Una decisione che sembrerebbe non aver valutato adeguatamente le conseguenze sociali, economiche e formative, di un territorio in continua emergenza come quello di cui il Medio-Campidano è, purtroppo, portatore, con il rischio di annullare una competenza e una qualificazione in parte acquisita. “Una decisione basata esclusivamente sui numeri – prosegue – , che non tiene conto neanche di aspetti fondamentali come il disagio logistico o i costi di trasporto per le famiglie degli interessati, obbligati, nel migliore dei casi, alla scelta di iscrivere i propri figli negli Istituti di Oristano o Cagliari.  A metà percorso formativo, il sogno si interrompe anche per chi con enormi sacrifici, concilia famiglia, lavoro e studio nei corsi serali”.

“Questa misura taglia-classi – continua il Consigliere regionale del Pd – , peraltro mal si concilia con le politiche antidispersione poste in essere dalla Regione e dal MIUR,e nega irrevocabilmente il diritto allo studio sancito dalla Costituzione italiana.
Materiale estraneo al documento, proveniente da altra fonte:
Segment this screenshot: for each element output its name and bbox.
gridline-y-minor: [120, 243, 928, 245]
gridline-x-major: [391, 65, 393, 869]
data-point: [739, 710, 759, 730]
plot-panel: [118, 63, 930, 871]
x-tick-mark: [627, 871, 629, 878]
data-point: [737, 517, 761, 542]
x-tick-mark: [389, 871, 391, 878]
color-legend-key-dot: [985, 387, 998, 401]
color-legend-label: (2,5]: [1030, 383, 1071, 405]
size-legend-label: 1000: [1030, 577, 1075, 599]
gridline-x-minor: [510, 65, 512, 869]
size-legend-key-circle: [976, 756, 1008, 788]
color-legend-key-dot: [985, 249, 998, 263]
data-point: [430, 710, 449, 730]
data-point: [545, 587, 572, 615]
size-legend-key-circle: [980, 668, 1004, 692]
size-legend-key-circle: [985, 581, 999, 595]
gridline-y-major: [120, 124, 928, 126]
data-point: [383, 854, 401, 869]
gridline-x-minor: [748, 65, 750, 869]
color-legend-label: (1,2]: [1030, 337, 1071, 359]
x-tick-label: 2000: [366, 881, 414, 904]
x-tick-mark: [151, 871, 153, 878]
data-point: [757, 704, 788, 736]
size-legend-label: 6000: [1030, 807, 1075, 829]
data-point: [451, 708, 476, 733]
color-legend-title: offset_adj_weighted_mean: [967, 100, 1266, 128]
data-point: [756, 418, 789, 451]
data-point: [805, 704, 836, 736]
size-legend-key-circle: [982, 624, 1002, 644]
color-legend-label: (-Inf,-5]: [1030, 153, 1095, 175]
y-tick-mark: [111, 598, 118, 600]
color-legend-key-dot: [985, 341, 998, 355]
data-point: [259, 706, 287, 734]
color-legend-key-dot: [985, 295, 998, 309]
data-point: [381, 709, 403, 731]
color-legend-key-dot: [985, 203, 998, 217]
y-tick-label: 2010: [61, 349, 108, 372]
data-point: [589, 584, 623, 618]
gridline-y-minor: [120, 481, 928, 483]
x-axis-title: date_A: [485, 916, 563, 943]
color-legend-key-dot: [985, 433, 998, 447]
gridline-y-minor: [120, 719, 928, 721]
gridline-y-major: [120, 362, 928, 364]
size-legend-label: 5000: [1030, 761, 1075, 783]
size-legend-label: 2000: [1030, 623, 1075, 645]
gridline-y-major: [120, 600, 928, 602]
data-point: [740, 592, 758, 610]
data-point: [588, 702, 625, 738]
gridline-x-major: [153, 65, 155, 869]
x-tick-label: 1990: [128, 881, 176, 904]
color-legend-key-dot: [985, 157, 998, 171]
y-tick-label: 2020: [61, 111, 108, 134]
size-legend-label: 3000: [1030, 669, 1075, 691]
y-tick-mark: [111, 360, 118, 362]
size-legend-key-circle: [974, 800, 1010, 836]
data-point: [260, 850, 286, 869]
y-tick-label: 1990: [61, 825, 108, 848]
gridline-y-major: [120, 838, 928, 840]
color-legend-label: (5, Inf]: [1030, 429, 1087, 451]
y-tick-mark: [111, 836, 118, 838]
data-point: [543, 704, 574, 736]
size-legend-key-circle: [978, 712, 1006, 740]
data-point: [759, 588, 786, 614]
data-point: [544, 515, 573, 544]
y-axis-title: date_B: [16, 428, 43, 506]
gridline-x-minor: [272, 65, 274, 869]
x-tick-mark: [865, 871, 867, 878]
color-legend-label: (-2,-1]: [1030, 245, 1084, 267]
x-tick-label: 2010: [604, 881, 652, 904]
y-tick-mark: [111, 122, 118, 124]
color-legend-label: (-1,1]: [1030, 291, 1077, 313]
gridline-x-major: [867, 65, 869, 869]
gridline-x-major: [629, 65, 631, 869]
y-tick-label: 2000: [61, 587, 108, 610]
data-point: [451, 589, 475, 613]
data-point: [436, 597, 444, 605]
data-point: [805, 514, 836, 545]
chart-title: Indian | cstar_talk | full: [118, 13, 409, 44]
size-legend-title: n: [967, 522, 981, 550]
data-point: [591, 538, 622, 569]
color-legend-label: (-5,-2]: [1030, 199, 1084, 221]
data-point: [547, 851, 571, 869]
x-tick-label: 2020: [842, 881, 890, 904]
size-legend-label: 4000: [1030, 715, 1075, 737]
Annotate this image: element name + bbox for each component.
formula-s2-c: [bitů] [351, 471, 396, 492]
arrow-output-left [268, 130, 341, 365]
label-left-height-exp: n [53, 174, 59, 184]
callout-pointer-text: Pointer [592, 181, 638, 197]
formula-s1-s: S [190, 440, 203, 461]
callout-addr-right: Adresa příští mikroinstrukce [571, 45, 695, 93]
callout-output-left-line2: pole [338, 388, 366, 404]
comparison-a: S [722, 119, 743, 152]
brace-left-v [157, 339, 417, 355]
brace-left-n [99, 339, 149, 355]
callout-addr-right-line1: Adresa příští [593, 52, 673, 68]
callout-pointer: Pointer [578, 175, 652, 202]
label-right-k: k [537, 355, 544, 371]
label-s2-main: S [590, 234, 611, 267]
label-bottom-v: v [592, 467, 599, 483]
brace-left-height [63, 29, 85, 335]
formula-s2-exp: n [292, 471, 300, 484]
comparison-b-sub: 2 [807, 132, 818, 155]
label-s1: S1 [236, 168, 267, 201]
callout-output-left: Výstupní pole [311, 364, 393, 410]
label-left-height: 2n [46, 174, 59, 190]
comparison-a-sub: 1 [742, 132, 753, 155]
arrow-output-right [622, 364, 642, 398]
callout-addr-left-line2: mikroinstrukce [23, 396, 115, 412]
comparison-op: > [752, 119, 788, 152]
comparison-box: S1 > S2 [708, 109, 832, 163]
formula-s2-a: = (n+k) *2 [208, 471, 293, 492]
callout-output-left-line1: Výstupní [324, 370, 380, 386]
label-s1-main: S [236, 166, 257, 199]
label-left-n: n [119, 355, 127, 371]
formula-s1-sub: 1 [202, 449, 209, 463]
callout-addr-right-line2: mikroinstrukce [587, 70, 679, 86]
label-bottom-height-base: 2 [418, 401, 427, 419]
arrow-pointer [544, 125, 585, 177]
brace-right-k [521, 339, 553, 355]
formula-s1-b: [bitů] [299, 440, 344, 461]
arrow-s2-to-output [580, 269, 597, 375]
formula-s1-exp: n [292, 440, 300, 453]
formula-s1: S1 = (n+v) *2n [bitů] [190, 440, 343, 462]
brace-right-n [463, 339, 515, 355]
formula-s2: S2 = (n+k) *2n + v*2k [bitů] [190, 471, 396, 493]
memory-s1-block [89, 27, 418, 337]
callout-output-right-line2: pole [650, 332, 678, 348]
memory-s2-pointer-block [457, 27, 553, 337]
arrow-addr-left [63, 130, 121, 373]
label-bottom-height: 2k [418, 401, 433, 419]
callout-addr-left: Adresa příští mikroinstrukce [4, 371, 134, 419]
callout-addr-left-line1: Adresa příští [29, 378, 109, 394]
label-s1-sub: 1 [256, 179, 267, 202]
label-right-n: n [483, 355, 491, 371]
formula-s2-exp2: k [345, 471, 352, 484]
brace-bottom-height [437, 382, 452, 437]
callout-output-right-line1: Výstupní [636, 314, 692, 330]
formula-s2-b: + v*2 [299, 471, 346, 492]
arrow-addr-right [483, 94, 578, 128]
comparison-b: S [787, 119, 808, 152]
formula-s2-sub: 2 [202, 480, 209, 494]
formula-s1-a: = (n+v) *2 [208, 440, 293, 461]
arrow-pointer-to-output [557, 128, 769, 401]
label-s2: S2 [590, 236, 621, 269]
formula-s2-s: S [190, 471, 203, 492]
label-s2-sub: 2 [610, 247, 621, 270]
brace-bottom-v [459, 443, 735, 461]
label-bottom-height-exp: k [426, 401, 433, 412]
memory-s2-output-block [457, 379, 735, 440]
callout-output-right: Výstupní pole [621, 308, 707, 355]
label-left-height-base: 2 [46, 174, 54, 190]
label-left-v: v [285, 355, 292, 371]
Qualunque strategia pedagogico- didattica non può che essere finalizzata al mantenimento degli studenti a scuola per non pregiudicarne la frequenza o impedirne il proseguo in un cammino educativo comune già intrapreso, come nel caso specifico, e finalizzato a dare una specifica competenza in un settore capace di aprire spazi nel difficile mercato del lavoro”.

“Mi auguro – afferma la Pinna – che si intervenga al più presto e che la decisione venga rivista e modificata con la giusta attenzione e sensibilità, considerando che oltre i precisi parametri numerici esistono anche specifiche deroghe per il superamento del problema. I presupposti – conclude – ci sono tutti, serve una precisa volontà politica che viene richiesta all’assessore competente per restituire speranza agli studenti, alle studentesse e a tutti i soggetti interessati”.